Nicole Betancourt is a versatile actress who develops characters for film, theater and web series. Most recently she can be seen as Melty Face, a co-star role for OITNB and a guest role as Officer Spanos for Start Up Season 2. Her theater credits include: The Madman and The Nun (Pregones), UBU ROI (IRT & INTAR), Storage Locker (IATI), Life Could Be A Sueño (HERE Arts Center & Teatro La Tea), The Vagina Monologues and A Taste Of Honey (under the direction of Susan Batson). Nicole is currently working on a one woman show as well as being the face and voice for various mainstream commercials on air. This performance is dedicated to those who couldn’t cheat death; Laura, Juanchi. And those who did, MC. More can be seen at NicoleBetancourt.com
Zahydé Pietri is a Puerto Rican actress, prop stylist and artist living in New York City. She has a BA in Drama from the University of Puerto Rico and has trained with Deborah Hunt in Puerto Rico, Juan Pablo Félix in NYC and with the prestigious theatre companies Malayerba in Quito, Ecuador and Yuyachkani in Lima, Perú. She’s been onstage in Puerto Rico, Ecuador, Perú and NYC. She’s particularly proud of the her work with the Improv Group IMPROpio in Puerto Rico, the sculpture and photography collaboration “Fresh Faces” with photographer Emily Dryden and the work she did with the Puerto Rican Children’s Theatre Group Desiderátum, where she got to collaborate with other artists in the creation and performance of larger than life masks and puppets. Favorite roles in NYC include Who in “Among Who, Whom and Ever” at LaTea, many roles for Writopia’s Worldwide Plays Festival and the title role in the upcoming short film “Adriana”.

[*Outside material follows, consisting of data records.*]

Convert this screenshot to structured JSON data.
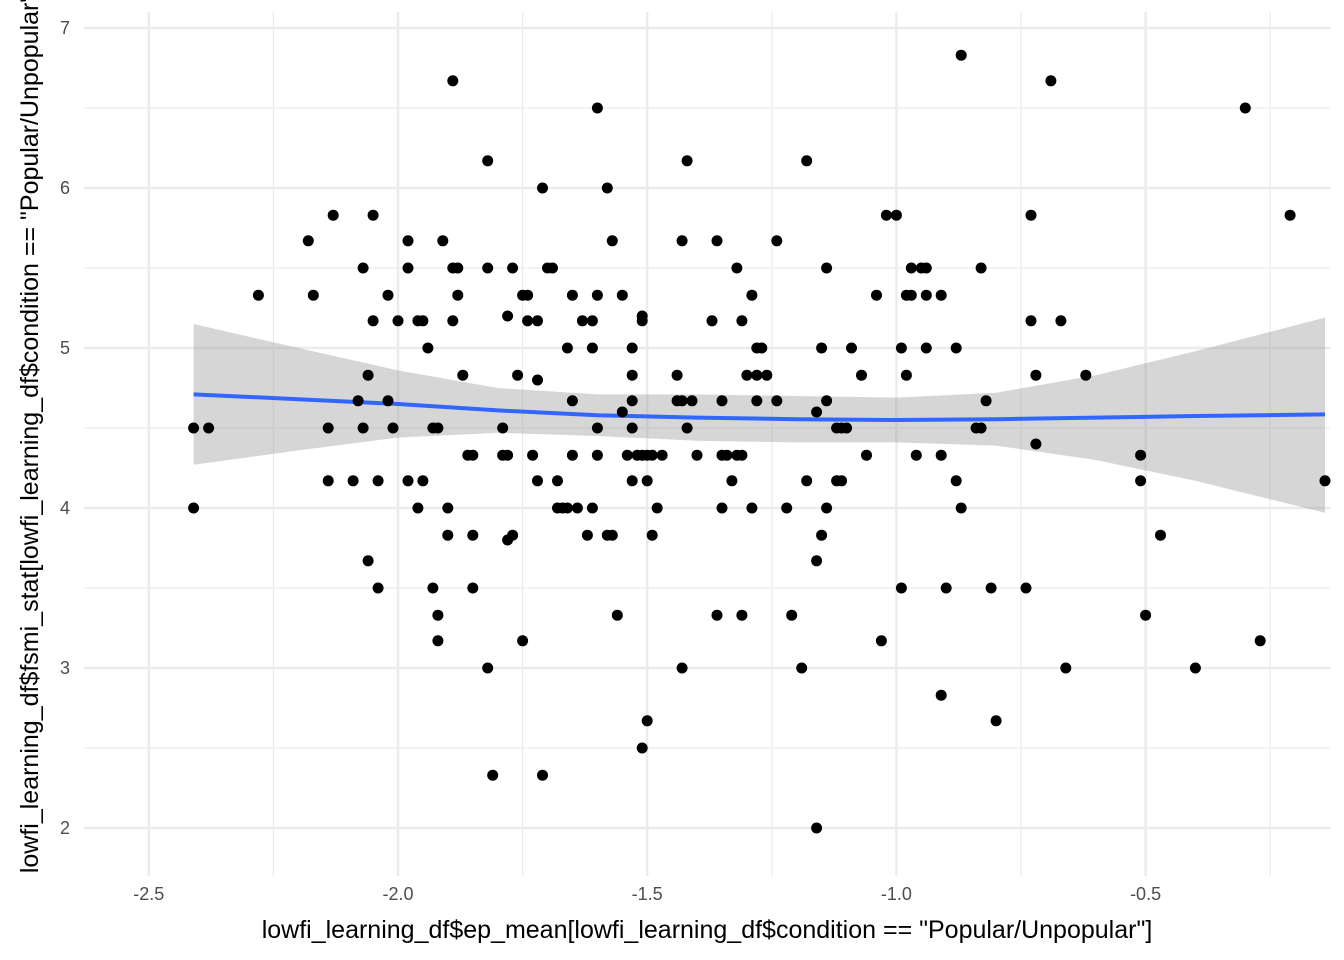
{
  "chart_data": {
    "type": "scatter",
    "title": "",
    "xlabel": "lowfi_learning_df$ep_mean[lowfi_learning_df$condition == \"Popular/Unpopular\"]",
    "ylabel": "lowfi_learning_df$fsmi_stat[lowfi_learning_df$condition == \"Popular/Unpopular\"]",
    "xlim": [
      -2.63,
      -0.13
    ],
    "ylim": [
      1.7,
      7.1
    ],
    "x_ticks": [
      -2.5,
      -2.0,
      -1.5,
      -1.0,
      -0.5
    ],
    "x_tick_labels": [
      "-2.5",
      "-2.0",
      "-1.5",
      "-1.0",
      "-0.5"
    ],
    "y_ticks": [
      2,
      3,
      4,
      5,
      6,
      7
    ],
    "y_tick_labels": [
      "2",
      "3",
      "4",
      "5",
      "6",
      "7"
    ],
    "grid": true,
    "colors": {
      "points": "#000000",
      "smooth_line": "#3366ff",
      "ci_band": "#999999",
      "grid": "#ebebeb"
    },
    "points": [
      [
        -2.41,
        4.5
      ],
      [
        -2.38,
        4.5
      ],
      [
        -2.41,
        4.0
      ],
      [
        -2.28,
        5.33
      ],
      [
        -2.18,
        5.67
      ],
      [
        -2.17,
        5.33
      ],
      [
        -2.14,
        4.5
      ],
      [
        -2.14,
        4.17
      ],
      [
        -2.13,
        5.83
      ],
      [
        -2.09,
        4.17
      ],
      [
        -2.08,
        4.67
      ],
      [
        -2.07,
        5.5
      ],
      [
        -2.07,
        4.5
      ],
      [
        -2.06,
        3.67
      ],
      [
        -2.06,
        4.83
      ],
      [
        -2.05,
        5.83
      ],
      [
        -2.05,
        5.17
      ],
      [
        -2.04,
        4.17
      ],
      [
        -2.04,
        3.5
      ],
      [
        -2.02,
        4.67
      ],
      [
        -2.02,
        5.33
      ],
      [
        -2.01,
        4.5
      ],
      [
        -2.0,
        5.17
      ],
      [
        -1.98,
        5.67
      ],
      [
        -1.98,
        5.5
      ],
      [
        -1.98,
        4.17
      ],
      [
        -1.96,
        5.17
      ],
      [
        -1.96,
        4.0
      ],
      [
        -1.95,
        5.17
      ],
      [
        -1.95,
        4.17
      ],
      [
        -1.94,
        5.0
      ],
      [
        -1.93,
        4.5
      ],
      [
        -1.93,
        3.5
      ],
      [
        -1.92,
        3.17
      ],
      [
        -1.92,
        4.5
      ],
      [
        -1.92,
        3.33
      ],
      [
        -1.91,
        5.67
      ],
      [
        -1.9,
        4.0
      ],
      [
        -1.9,
        3.83
      ],
      [
        -1.89,
        5.5
      ],
      [
        -1.89,
        5.17
      ],
      [
        -1.89,
        6.67
      ],
      [
        -1.88,
        5.5
      ],
      [
        -1.88,
        5.33
      ],
      [
        -1.87,
        4.83
      ],
      [
        -1.86,
        4.33
      ],
      [
        -1.85,
        4.33
      ],
      [
        -1.85,
        3.83
      ],
      [
        -1.85,
        3.5
      ],
      [
        -1.82,
        5.5
      ],
      [
        -1.82,
        6.17
      ],
      [
        -1.82,
        3.0
      ],
      [
        -1.81,
        2.33
      ],
      [
        -1.79,
        4.33
      ],
      [
        -1.79,
        4.5
      ],
      [
        -1.78,
        3.8
      ],
      [
        -1.78,
        5.2
      ],
      [
        -1.78,
        4.33
      ],
      [
        -1.77,
        5.5
      ],
      [
        -1.77,
        3.83
      ],
      [
        -1.76,
        4.83
      ],
      [
        -1.75,
        5.33
      ],
      [
        -1.75,
        3.17
      ],
      [
        -1.74,
        5.33
      ],
      [
        -1.74,
        5.17
      ],
      [
        -1.73,
        4.33
      ],
      [
        -1.72,
        4.17
      ],
      [
        -1.72,
        4.8
      ],
      [
        -1.72,
        5.17
      ],
      [
        -1.71,
        2.33
      ],
      [
        -1.71,
        6.0
      ],
      [
        -1.7,
        5.5
      ],
      [
        -1.69,
        5.5
      ],
      [
        -1.68,
        4.0
      ],
      [
        -1.68,
        4.17
      ],
      [
        -1.67,
        4.0
      ],
      [
        -1.66,
        4.0
      ],
      [
        -1.66,
        5.0
      ],
      [
        -1.65,
        5.33
      ],
      [
        -1.65,
        4.67
      ],
      [
        -1.65,
        4.33
      ],
      [
        -1.64,
        4.0
      ],
      [
        -1.63,
        5.17
      ],
      [
        -1.62,
        3.83
      ],
      [
        -1.61,
        5.0
      ],
      [
        -1.61,
        4.0
      ],
      [
        -1.61,
        5.17
      ],
      [
        -1.6,
        4.33
      ],
      [
        -1.6,
        4.5
      ],
      [
        -1.6,
        5.33
      ],
      [
        -1.6,
        6.5
      ],
      [
        -1.58,
        6.0
      ],
      [
        -1.58,
        3.83
      ],
      [
        -1.57,
        5.67
      ],
      [
        -1.57,
        3.83
      ],
      [
        -1.56,
        3.33
      ],
      [
        -1.55,
        4.6
      ],
      [
        -1.55,
        5.33
      ],
      [
        -1.54,
        4.33
      ],
      [
        -1.53,
        4.17
      ],
      [
        -1.53,
        4.67
      ],
      [
        -1.53,
        5.0
      ],
      [
        -1.53,
        4.5
      ],
      [
        -1.53,
        4.83
      ],
      [
        -1.52,
        4.33
      ],
      [
        -1.51,
        5.17
      ],
      [
        -1.51,
        5.2
      ],
      [
        -1.51,
        4.33
      ],
      [
        -1.51,
        2.5
      ],
      [
        -1.5,
        2.67
      ],
      [
        -1.5,
        4.17
      ],
      [
        -1.5,
        4.33
      ],
      [
        -1.49,
        4.33
      ],
      [
        -1.49,
        3.83
      ],
      [
        -1.48,
        4.0
      ],
      [
        -1.47,
        4.33
      ],
      [
        -1.44,
        4.67
      ],
      [
        -1.44,
        4.83
      ],
      [
        -1.43,
        4.67
      ],
      [
        -1.43,
        5.67
      ],
      [
        -1.43,
        3.0
      ],
      [
        -1.42,
        4.5
      ],
      [
        -1.42,
        6.17
      ],
      [
        -1.41,
        4.67
      ],
      [
        -1.4,
        4.33
      ],
      [
        -1.37,
        5.17
      ],
      [
        -1.36,
        5.67
      ],
      [
        -1.36,
        3.33
      ],
      [
        -1.35,
        4.0
      ],
      [
        -1.35,
        4.33
      ],
      [
        -1.35,
        4.67
      ],
      [
        -1.34,
        4.33
      ],
      [
        -1.33,
        4.17
      ],
      [
        -1.32,
        4.33
      ],
      [
        -1.32,
        5.5
      ],
      [
        -1.31,
        4.33
      ],
      [
        -1.31,
        5.17
      ],
      [
        -1.31,
        3.33
      ],
      [
        -1.3,
        4.83
      ],
      [
        -1.29,
        4.0
      ],
      [
        -1.29,
        5.33
      ],
      [
        -1.28,
        5.0
      ],
      [
        -1.28,
        4.67
      ],
      [
        -1.28,
        4.83
      ],
      [
        -1.27,
        5.0
      ],
      [
        -1.26,
        4.83
      ],
      [
        -1.24,
        5.67
      ],
      [
        -1.24,
        4.67
      ],
      [
        -1.22,
        4.0
      ],
      [
        -1.21,
        3.33
      ],
      [
        -1.19,
        3.0
      ],
      [
        -1.18,
        4.17
      ],
      [
        -1.18,
        6.17
      ],
      [
        -1.16,
        2.0
      ],
      [
        -1.16,
        3.67
      ],
      [
        -1.16,
        4.6
      ],
      [
        -1.15,
        5.0
      ],
      [
        -1.15,
        3.83
      ],
      [
        -1.14,
        5.5
      ],
      [
        -1.14,
        4.0
      ],
      [
        -1.14,
        4.67
      ],
      [
        -1.12,
        4.17
      ],
      [
        -1.12,
        4.5
      ],
      [
        -1.11,
        4.5
      ],
      [
        -1.11,
        4.17
      ],
      [
        -1.1,
        4.5
      ],
      [
        -1.09,
        5.0
      ],
      [
        -1.07,
        4.83
      ],
      [
        -1.06,
        4.33
      ],
      [
        -1.04,
        5.33
      ],
      [
        -1.03,
        3.17
      ],
      [
        -1.02,
        5.83
      ],
      [
        -1.0,
        5.83
      ],
      [
        -0.99,
        3.5
      ],
      [
        -0.99,
        5.0
      ],
      [
        -0.98,
        5.33
      ],
      [
        -0.98,
        4.83
      ],
      [
        -0.97,
        5.5
      ],
      [
        -0.97,
        5.33
      ],
      [
        -0.96,
        4.33
      ],
      [
        -0.95,
        5.5
      ],
      [
        -0.94,
        5.5
      ],
      [
        -0.94,
        5.0
      ],
      [
        -0.94,
        5.33
      ],
      [
        -0.91,
        4.33
      ],
      [
        -0.91,
        2.83
      ],
      [
        -0.91,
        5.33
      ],
      [
        -0.9,
        3.5
      ],
      [
        -0.88,
        5.0
      ],
      [
        -0.88,
        4.17
      ],
      [
        -0.87,
        6.83
      ],
      [
        -0.87,
        4.0
      ],
      [
        -0.84,
        4.5
      ],
      [
        -0.83,
        4.5
      ],
      [
        -0.83,
        5.5
      ],
      [
        -0.82,
        4.67
      ],
      [
        -0.81,
        3.5
      ],
      [
        -0.8,
        2.67
      ],
      [
        -0.74,
        3.5
      ],
      [
        -0.73,
        5.17
      ],
      [
        -0.73,
        5.83
      ],
      [
        -0.72,
        4.83
      ],
      [
        -0.72,
        4.4
      ],
      [
        -0.69,
        6.67
      ],
      [
        -0.67,
        5.17
      ],
      [
        -0.66,
        3.0
      ],
      [
        -0.62,
        4.83
      ],
      [
        -0.51,
        4.33
      ],
      [
        -0.51,
        4.17
      ],
      [
        -0.5,
        3.33
      ],
      [
        -0.47,
        3.83
      ],
      [
        -0.4,
        3.0
      ],
      [
        -0.3,
        6.5
      ],
      [
        -0.27,
        3.17
      ],
      [
        -0.21,
        5.83
      ],
      [
        -0.14,
        4.17
      ]
    ],
    "smooth": {
      "method": "loess",
      "x": [
        -2.41,
        -2.2,
        -2.0,
        -1.8,
        -1.6,
        -1.4,
        -1.2,
        -1.0,
        -0.8,
        -0.6,
        -0.4,
        -0.14
      ],
      "y": [
        4.71,
        4.68,
        4.65,
        4.61,
        4.58,
        4.565,
        4.555,
        4.55,
        4.555,
        4.565,
        4.575,
        4.585
      ],
      "ci_lower": [
        4.27,
        4.36,
        4.44,
        4.47,
        4.45,
        4.42,
        4.41,
        4.41,
        4.39,
        4.3,
        4.17,
        3.97
      ],
      "ci_upper": [
        5.15,
        5.0,
        4.86,
        4.75,
        4.71,
        4.71,
        4.7,
        4.69,
        4.72,
        4.83,
        4.98,
        5.19
      ]
    }
  }
}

Jerry Soto started his theatre career at the University of Puerto Rico and has trained with the prestigious theatre groups Malayerba (Ecuador) and Yuyachkani (Perú). Soto had his acting NY debut as Filiberto in “El caballero del milagro” (Lope de Vega) produced by Teatro Círculo. He was praised as Don Rodrigo in the critically acclaimed production of “El caballero de Olmedo” in Washington, DC produced by GALA Hispanic Theatre and Acción Sur (Spain). He has played many roles with Spanish Repertory Theatre including “En el nombre de Salomé” (ACE Award for Best Supporting Actor/HOLA Award for Best Ensemble) and his ACE Award nominated turn as Toñito in “La nena se casa”. You are about to enjoy “The Waters of Friendship”, his directorial debut! Set your mind free and engage. He is an announcer for WWE’s weekly Latin American TV Shows.